Machine Learning at Berkeley
Building and fostering a vibrant machine learning community
Machine Learning at Berkeley (ML@B) is a student-run organization dedicated to fostering a vibrant machine learning community on the UC Berkeley campus by providing educational and computational resources to undergraduate and graduate students.
We empower passionate students of all backgrounds and skill levels to solve real world data-driven problems in both academic research and industry settings through collaboration with companies and internal research.
By growing a strong machine learning community at UC Berkeley, we hope to benefit, educate, and inspire the students at the university as well as aiding the machine learning community at large.
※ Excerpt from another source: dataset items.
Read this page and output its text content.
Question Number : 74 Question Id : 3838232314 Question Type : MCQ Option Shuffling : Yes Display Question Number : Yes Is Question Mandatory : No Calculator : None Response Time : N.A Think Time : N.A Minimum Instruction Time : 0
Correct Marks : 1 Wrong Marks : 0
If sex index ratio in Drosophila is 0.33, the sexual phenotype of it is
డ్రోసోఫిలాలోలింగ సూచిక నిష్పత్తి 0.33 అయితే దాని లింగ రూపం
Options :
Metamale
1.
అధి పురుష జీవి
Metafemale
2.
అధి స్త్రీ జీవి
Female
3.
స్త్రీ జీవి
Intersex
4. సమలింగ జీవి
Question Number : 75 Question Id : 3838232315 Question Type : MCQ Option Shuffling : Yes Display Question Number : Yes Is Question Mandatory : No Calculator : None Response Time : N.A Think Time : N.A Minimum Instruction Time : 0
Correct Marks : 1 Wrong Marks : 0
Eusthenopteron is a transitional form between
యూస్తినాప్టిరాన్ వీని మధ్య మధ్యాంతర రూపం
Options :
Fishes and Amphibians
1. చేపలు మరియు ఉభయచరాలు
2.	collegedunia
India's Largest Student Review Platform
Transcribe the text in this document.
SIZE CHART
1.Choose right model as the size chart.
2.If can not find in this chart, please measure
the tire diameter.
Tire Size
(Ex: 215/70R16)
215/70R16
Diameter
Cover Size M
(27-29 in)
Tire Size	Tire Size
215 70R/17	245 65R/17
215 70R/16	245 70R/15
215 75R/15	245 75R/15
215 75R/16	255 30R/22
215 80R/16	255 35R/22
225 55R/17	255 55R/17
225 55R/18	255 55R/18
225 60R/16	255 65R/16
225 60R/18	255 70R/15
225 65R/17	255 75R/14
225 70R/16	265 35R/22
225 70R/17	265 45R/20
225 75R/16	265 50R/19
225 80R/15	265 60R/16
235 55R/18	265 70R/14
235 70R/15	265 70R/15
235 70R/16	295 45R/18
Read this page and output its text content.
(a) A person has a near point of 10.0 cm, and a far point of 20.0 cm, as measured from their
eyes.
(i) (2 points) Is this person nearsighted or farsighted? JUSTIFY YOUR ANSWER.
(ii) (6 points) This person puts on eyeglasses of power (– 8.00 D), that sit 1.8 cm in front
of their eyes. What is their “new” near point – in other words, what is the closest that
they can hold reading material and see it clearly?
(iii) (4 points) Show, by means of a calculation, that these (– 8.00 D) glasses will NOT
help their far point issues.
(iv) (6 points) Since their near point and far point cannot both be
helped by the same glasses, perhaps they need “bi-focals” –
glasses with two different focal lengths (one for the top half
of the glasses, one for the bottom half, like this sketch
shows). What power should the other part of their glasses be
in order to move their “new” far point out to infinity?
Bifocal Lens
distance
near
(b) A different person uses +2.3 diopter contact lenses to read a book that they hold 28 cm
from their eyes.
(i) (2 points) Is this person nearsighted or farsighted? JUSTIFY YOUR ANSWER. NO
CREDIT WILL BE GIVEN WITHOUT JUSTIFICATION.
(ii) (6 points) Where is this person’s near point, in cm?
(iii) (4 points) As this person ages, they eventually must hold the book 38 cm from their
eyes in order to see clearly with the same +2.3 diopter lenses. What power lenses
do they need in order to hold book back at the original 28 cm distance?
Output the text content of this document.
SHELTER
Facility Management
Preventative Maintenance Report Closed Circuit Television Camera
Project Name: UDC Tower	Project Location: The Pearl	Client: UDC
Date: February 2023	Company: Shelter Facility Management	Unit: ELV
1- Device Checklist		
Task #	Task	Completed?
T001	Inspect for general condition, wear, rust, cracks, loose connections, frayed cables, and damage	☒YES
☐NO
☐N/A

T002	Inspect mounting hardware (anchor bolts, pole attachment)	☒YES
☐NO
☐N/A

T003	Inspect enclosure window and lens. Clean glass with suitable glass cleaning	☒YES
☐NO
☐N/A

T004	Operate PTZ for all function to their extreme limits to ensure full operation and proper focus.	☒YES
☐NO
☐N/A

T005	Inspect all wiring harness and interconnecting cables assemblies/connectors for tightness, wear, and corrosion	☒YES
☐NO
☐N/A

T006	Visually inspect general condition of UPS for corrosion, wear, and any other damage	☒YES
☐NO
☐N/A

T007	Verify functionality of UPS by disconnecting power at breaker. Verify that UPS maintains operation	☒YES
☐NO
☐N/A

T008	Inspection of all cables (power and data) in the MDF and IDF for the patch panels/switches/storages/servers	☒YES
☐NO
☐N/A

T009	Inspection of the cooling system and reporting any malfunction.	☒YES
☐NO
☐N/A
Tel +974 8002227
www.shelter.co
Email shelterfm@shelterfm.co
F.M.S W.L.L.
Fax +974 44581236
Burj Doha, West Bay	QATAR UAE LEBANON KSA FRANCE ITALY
Industry: Machine Learning at Berkeley's consulting branch allows members to work together with companies to tackle challenging real world problems with the use of machine learning and data science. Each consulting project consists of around 8-10 members and lasts one semester. Through the ML@B consulting projects, members gain the experience to solve machine learning and data science problems in industry.
Machine Learning at Berkeley's research division seeks to provide a platform for students and faculty to collaborate outside of the context of the many AI/ML research laboratories at Berkeley. We believe that landmark research in machine learning almost always comes from left field, and we cherish and encourage novelty in our division.
Our projects and papers are proposed by students and then backed over the course of each academic year into fully fledged research teams. The proposal process leads to a diverse group of projects each year exploring areas from deep reinforcement learning to statistical machine learning, harnessing the creativity and unique backgrounds of our members.